As it has been shown in [99], the trajectories of (3.32) will converge if the regressor satisfies the persistent excitation condition from Definition 3.4 and ω(x(t)) is bounded. Let us now recall the example from the previous section and the relevance of those findings for this actual problem. The PE condition from Definition 3.4 basically states that the regressor signal ω(x(t)) has to be ”rich” enough to ensure the parameter convergence. But what does this actually mean? If we have a look at the time series in Figure 3.9, we can see that the parameter adjustment happens mainly in the time after the steps of the reference signal. For the time between the steps, the estimation almost does not take place. If we consider for example the damping coefficient d from (3.22), we know from the regressor variable (3.27), that the damping force is proportional to the velocity x2. However, whenever the system is at an equilibrium

point, the damping has no effect on the dynamics. Hence no control input is required to compensate the disturbance since it is zero at that point. Consequently, the estimation error of the damping coefficient is irrelevant at that time and makes no adjustment necessary.

This observation is crucial for nearly all adaptive control systems that are designed using the certainty equivalence principle. Here, the main goal is not to identify the actual plant parameters, instead the controller should find a set of parameters that stabilize the closed loop system.

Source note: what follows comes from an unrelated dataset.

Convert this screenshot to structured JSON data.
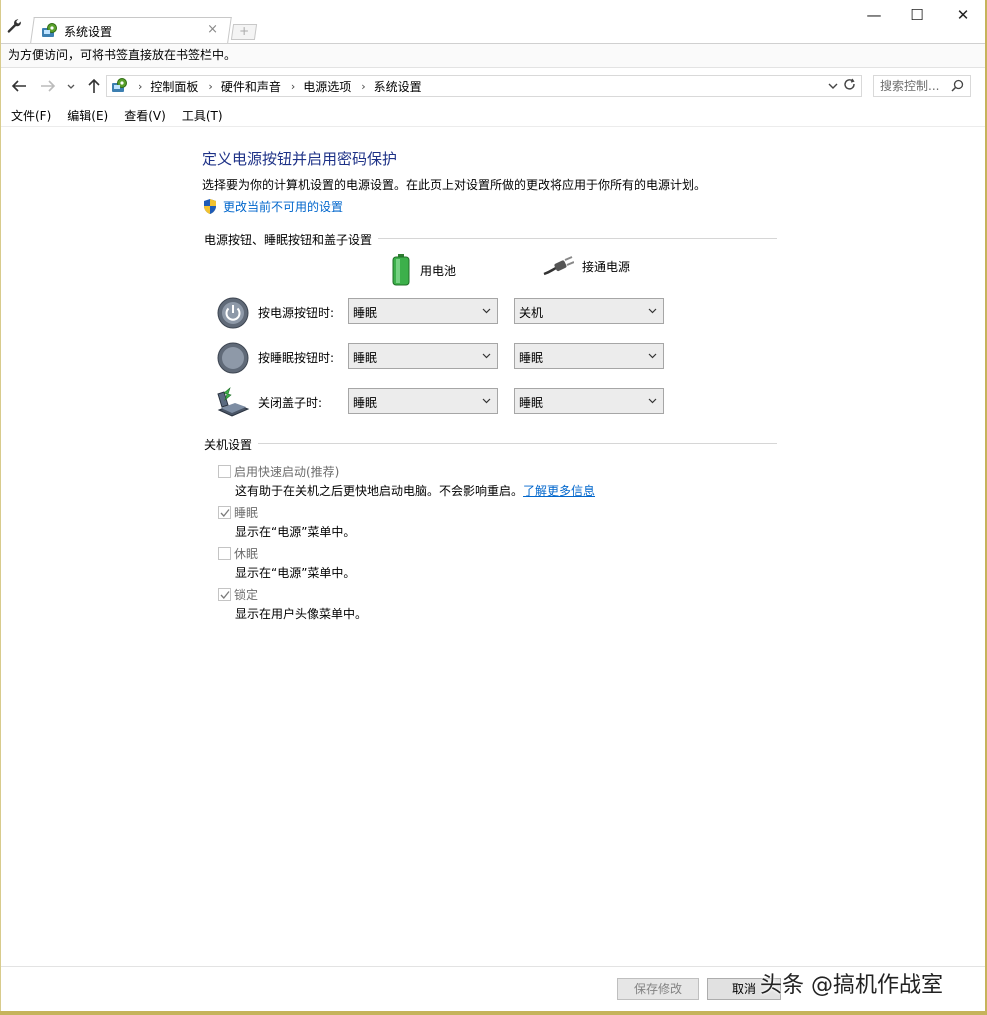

As stated before, parameter convergence would require the PE condition to be satisfied which, in general, cannot be ensured since the regressor signal might depend on an external input like the reference for instance. Nevertheless, there are some studies that deal with the absence of the PE condition, see e.g. [31, 102]

4. Sliding Mode Control

In the following chapter a completely different approach of designing a control system, compared to the previous chapter, is presented. Here the focus shall lie on the use of discontinuous control and its advantages and disadvantages compared to conventional and adaptive approaches. We will start with the basic ideas behind sliding-mode control and present some of the latest results in the field of higher-order sliding-mode control.

The concept was first introduced by Utkin, see e.g. [140]. The main idea is to use a discontinuous control signal in order to compensate for external disturbances and/or model uncertainties. It turned out that it is a very powerful method to design a robust controller that is extremely robust and furthermore even able to stabilize the system in finite time. To this point, sliding-mode control has been used in miscellaneous fields of engineering:

Vehicle dynamics require robust strategies for all kinds of problems. Sliding-mode control can be used for on-line estimation of vehicle [137] and road parameters [136], drive train applications [9, 52] and safety critical control [3, 6, 151].

Electric Machines & Converters profit from the switching signal used in sliding-mode control (SMC). While many applications suffer from undesired effects like chat- tering (see Section 4.3), electrical power systems use methods like pulse-width modulation (PWM) to convert a continuous signal to a switched one in order to increase the efficiency of the electrical circuit. Hence it seems natural to use a switching controller like SMC and apply it directly to various kinds of power converters [129, 130] or electric motors [114] and benefit from the robustness properties. Another advantage is demonstrated in [145] where a sliding-mode approach is efficiently used to reduce the electromagnetic emission of a power converter.

Pneumatic Actuators are highly nonlinear and uncertain systems. In authors of [30, 126] reveal that SMC can handle such complex systems while leaving only a few tuning parameters to the application engineer.

Bio Engineering is a topic where the system dynamics are often partially or even completely unknown. As shown in [51] it turns out that SMC can be used where the relative-degree between input and output is highly uncertain. The authors of [142] use HOSM techniques in order to robustly estimate states of a bioreactor in the presence of measurement noise.